Clarence Hugo Linder (January 18, 1903 - May 3, 1994) was a noted American electrical engineer and a founding member of the National Academy of Engineering. He started at General Electric in 1924 and worked on a broad spectrum of its product line over his career, from turbines to consumer appliances, and eventually retired as its vice president in 1963.

==Biography==
Linder was born in Ogema, Wisconsin, received his education through master's degree at the University of Texas, and in 1924 started his long career at General Electric. He held a number of positions in GE's Schenectady Works, including superintendent of the Searchlight Department at the start of World War II, and culminating as assistant manager in 1940s. In 1951 he was named manager of the Major Appliance Division, and in 1953 Vice President of Engineering. He became group executive for the Electric Utilities Group in 1960, and retired in 1963.

Linder was active in numerous professional groups.

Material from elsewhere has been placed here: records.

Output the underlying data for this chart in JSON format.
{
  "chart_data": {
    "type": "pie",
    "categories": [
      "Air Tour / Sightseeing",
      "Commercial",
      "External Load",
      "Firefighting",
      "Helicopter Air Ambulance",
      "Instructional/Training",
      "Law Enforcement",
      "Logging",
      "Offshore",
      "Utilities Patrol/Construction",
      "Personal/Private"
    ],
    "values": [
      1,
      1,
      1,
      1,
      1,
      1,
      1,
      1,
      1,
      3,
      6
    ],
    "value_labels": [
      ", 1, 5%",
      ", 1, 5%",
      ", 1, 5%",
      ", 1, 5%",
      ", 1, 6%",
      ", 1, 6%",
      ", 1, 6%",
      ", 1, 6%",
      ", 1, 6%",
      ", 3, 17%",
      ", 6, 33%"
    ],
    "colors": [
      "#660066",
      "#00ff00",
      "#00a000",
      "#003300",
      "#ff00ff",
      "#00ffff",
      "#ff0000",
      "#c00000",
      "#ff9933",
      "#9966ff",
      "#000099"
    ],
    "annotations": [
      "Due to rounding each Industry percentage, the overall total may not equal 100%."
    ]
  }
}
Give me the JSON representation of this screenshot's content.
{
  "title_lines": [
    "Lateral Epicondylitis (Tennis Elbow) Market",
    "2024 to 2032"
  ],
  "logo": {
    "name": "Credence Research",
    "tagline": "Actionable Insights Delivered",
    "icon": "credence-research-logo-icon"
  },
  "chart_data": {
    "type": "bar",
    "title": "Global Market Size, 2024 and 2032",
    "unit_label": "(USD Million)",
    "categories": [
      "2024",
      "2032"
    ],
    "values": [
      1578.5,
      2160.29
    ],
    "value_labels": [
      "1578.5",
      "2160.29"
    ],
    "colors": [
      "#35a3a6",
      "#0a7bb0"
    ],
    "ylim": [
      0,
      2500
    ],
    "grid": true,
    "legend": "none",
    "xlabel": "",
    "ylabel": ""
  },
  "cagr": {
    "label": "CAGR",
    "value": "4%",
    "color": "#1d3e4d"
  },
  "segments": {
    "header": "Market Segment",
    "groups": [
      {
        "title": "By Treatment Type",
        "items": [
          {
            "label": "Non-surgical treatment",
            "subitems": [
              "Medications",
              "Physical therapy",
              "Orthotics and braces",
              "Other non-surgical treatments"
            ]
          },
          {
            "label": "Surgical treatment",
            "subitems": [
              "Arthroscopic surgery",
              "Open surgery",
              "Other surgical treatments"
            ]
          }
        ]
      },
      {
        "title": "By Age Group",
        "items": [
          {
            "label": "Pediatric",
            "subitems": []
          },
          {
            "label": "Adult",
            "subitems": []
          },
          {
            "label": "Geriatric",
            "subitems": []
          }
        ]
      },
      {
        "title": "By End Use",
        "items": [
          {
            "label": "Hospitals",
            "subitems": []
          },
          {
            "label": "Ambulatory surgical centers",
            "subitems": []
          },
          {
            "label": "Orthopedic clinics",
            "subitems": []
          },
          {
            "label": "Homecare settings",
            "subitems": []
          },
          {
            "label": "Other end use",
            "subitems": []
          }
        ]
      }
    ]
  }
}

He was a fellow and president of the American Institute of Electrical Engineers and the Institute of Electrical and Electronics Engineers, fellow of the American Society of Mechanical Engineers, member of the American Society for Engineering Education and National Society of Professional Engineers, and active at the Massachusetts Institute of Technology, Harvard University, Vermont Academy, and Union College. He was awarded the IEEE Haraden Pratt Award in 1976.